Berdasarkan data Badan Pangan Nasional (Bapanas), sekitar 31 persen pangan di Indonesia terbuang, setara dengan 23–48 juta kilogram per tahun.
"Masalahnya bukan hanya di produksi, tapi juga di investasi distribusi, logistik, penyimpanan, hingga manajemen pascapanen. Di sinilah AI dengan sistem terintegrasi bisa sangat membantu," jelasnya.
Verrel juga mempertanyakan sejauh mana IPB telah mengembangkan sistem AI terintegrasi dalam manajemen rantai pangan nasional.
Belajar dari Inggris: AI Turunkan Food Waste hingga 87 Persen
Ia mencontohkan pemanfaatan AI di beberapa negara seperti Nigeria, Kenya, dan Inggris, yang terbukti mampu menekan angka pemborosan pangan secara signifikan.
Di Inggris, khususnya London, penggunaan AI dalam manajemen limbah makanan berhasil menurunkan food waste hingga 87 persen.
"Sistemnya mampu mendeteksi makanan yang mendekati tanggal kedaluwarsa sehingga bisa segera dilakukan penyesuaian harga atau diskon," paparnya.
Dorongan Legislator: Kembangkan Logistik dan Manajemen Berbasis AI
Verrel mendorong pengembangan logistik berbasis AI yang terhubung langsung dengan data produksi dan permintaan pasar sebagai langkah konkret menekan pemborosan pangan.
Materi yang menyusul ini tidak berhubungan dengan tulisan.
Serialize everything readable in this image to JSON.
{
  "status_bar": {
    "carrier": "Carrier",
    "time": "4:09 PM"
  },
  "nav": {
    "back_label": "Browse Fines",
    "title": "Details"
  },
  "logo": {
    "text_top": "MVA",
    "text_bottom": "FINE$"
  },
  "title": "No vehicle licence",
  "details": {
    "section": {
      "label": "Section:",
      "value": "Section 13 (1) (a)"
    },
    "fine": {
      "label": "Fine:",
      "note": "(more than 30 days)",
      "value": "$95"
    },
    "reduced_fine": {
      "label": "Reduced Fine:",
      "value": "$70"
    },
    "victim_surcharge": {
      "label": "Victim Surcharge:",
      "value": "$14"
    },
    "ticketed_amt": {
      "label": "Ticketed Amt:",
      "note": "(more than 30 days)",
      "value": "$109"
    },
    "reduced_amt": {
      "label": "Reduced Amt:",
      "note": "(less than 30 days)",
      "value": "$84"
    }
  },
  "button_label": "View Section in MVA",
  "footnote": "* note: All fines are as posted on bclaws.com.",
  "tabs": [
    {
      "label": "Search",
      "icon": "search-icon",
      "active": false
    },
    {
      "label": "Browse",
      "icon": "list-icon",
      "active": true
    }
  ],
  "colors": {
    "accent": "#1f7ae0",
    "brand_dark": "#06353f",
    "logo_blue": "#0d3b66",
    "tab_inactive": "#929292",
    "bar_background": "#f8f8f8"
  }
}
"Kami mendorong agar ke depan ada pengembangan logistik berbasis AI dan manajemen yang terhubung langsung dengan data produksi dan permintaan pasar, sehingga food loss dan food waste dapat ditekan secara terukur," tegasnya.
Menurutnya, inovasi teknologi seperti AI tidak hanya berdampak pada efisiensi, tetapi juga memperkuat fondasi ketahanan pangan nasional yang berkelanjutan.